With nine days until the 2024 election, Donald Trump kicked off the final full week of his campaign for president in front of a packed arena at the iconic Madison Square Garden in New York City.  

The rally started at 5 p.m. with an A-lister lineup including Tucker Carlson, Dr. Phil McGraw, Robert F. Kennedy Jr., Hulk Hogan, Dana White, Elon Musk and a slew of prominent Republican lawmakers and leaders. 

“I’m not just MAGA, I’m dark gothic MAGA,” Musk said after taking the stage wearing a black “Make America Great Again” hat.  

Two hours after the event began, former first lady Melania Trump welcomed her husband to the stage as the crowd cheered.  

‘Honor to Win New York’ 

New York is not a swing state.

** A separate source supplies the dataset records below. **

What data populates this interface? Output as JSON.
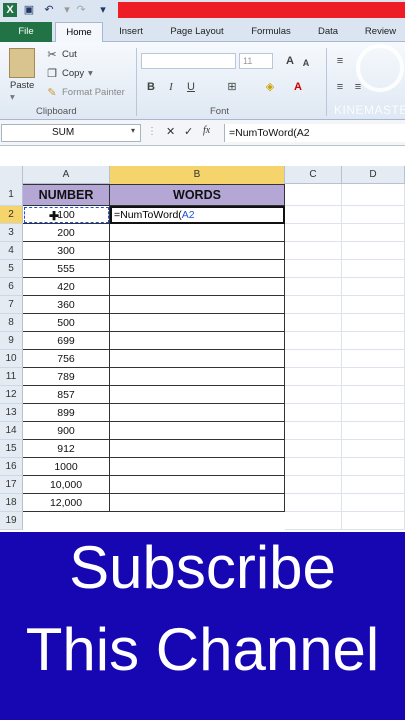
{
  "title_bar": {
    "qat_icons": [
      "excel-logo-icon",
      "save-icon",
      "undo-icon",
      "redo-icon",
      "customize-icon"
    ]
  },
  "ribbon": {
    "tabs": [
      "File",
      "Home",
      "Insert",
      "Page Layout",
      "Formulas",
      "Data",
      "Review"
    ],
    "active_tab": "Home",
    "clipboard": {
      "paste": "Paste",
      "cut": "Cut",
      "copy": "Copy",
      "format_painter": "Format Painter",
      "group_label": "Clipboard"
    },
    "font": {
      "size": "11",
      "group_label": "Font",
      "bold": "B",
      "italic": "I",
      "underline": "U",
      "grow": "A",
      "shrink": "A"
    }
  },
  "watermark": "KINEMASTER",
  "formula_bar": {
    "name_box": "SUM",
    "cancel": "✕",
    "enter": "✓",
    "fx": "fx",
    "formula": "=NumToWord(A2"
  },
  "columns": [
    "A",
    "B",
    "C",
    "D"
  ],
  "rows": [
    "1",
    "2",
    "3",
    "4",
    "5",
    "6",
    "7",
    "8",
    "9",
    "10",
    "11",
    "12",
    "13",
    "14",
    "15",
    "16",
    "17",
    "18",
    "19"
  ],
  "headers": {
    "a1": "NUMBER",
    "b1": "WORDS"
  },
  "numbers": [
    "100",
    "200",
    "300",
    "555",
    "420",
    "360",
    "500",
    "699",
    "756",
    "789",
    "857",
    "899",
    "900",
    "912",
    "1000",
    "10,000",
    "12,000"
  ],
  "editing_cell": {
    "prefix": "=NumToWord(",
    "ref": "A2"
  },
  "banner": {
    "line1": "Subscribe",
    "line2": "This Channel"
  },
  "colors": {
    "file_tab": "#217346",
    "header_fill": "#b4a7d6",
    "banner": "#1707b2",
    "ref_blue": "#1f4fd6"
  }
}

Trump trails Democratic candidate Kamala Harris by about 15 percentage points in New York, where Joe Biden won over 60% of the vote in 2020. Nevertheless, Trump made an appeal to his fellow New Yorkers Sunday night. 

“It would be such an honor to win New York. Hasn’t been done in decades. Hasn’t been done in so long,” Trump said.  

New York has not voted for the Republican presidential candidate since the 1980s.  

“They all say, ‘sir, you’re wasting your money,’” Trump said of those who criticized his choice to hold a rally in a deep blue city, but the former president said he disagreed. 

Trump was born and raised in New York City and said the Big Apple taught him “that Americans can do anything when they want to. So, no matter our differences, when we work together, there is nothing that we cannot achieve.” 

“I love the country,” Trump told the audience in the arena, which seats almost 20,000. “We want to take it back. I could be right now on the most beautiful beach in the world. I could be at Turnberry in Scotland. I own it. I could be anywhere. I got that greatest … I don’t have to be here, but I would much rather be at Madison Square Garden with you.”  

Big Campaign Promises  

Trump spent a great portion of his one hour and 20-minute speech talking about two of the biggest issues in the 2024 presidential election—the economy and immigration.  

“If I win, we will quickly build the greatest economy in the history of the world,” the former president pledged.  

Trump went on to share some details of his economic agenda, including his plan to cut taxes and implement tariffs.  

“I will massively cut taxes for workers and small businesses,” Trump said, adding, “and we will have no tax on tips, no tax on overtime, and no tax on Social Security benefits for our seniors.”  

Trump also announced a new tax credit plan for “family caregivers who take care of a parent or a loved one.” 

With a pledge to incentivize American manufacturing, Trump said he would make the interest on car loan payments tax deductible, “but only for cars made in America.” 

To bring jobs back to America, Trump said he will “give our companies the lowest taxes, the lowest energy costs, the lowest regulatory burdens and free access to the best and biggest market on the planet,” but only if they “make their product here in the U.S.A. and hire American workers for the job.”  

“And if these companies don’t make their products here,” Trump said, “then they will pay a very stiff tariff when they send their products into the United States for the privilege of competing with our workers and our now protected companies. We’re going to protect our companies. They’re not leaving anymore.” 

Trump repeatedly returned to the issue of border and immigration throughout his speech, telling the crowd that the border issue is “bigger than inflation, it’s bigger than the economy.”  

Customs and Border Protection has encountered over 10 million illegal aliens on America’s borders under the Biden administration. In September, U.S. Immigration and Customs Enforcement announced that more than 662,000 criminal illegal aliens were released into the interior of the U.S. Among those, 435,719 had already been convicted of a crime, with 226,847 more facing pending criminal charges. 

“But the day I take the oath of office, the migrant invasion of our country ends and the restoration of our country begins,” Trump said, later pledging “on day one” to “launch the largest deportation program in American history and to get the criminals out.” 

‘Just Not Running Against Harris’ 

Trump repeatedly criticized Harris Sunday night, and claimed he is “just not running against Kamala,” adding that the Democratic candidate is “purely a vessel.” 

“We’re running against something far bigger than Joe [Biden] or Kamala [Harris], and far more powerful than them, which is a massive, vicious, crooked, radical left machine that runs today’s Democrat Party,” he said.  

Trump got personal in his criticism of Harris, claiming “she’s a very low IQ individual,” before slamming the current vice president for “humiliating our country in Afghanistan to the war in Ukraine, to the nightmare on our border, to her inflation catastrophe, all done in conjunction with Sleepy Joe.” 

Trump heads to the swing state of Georgia on Monday and Pennsylvania on Tuesday.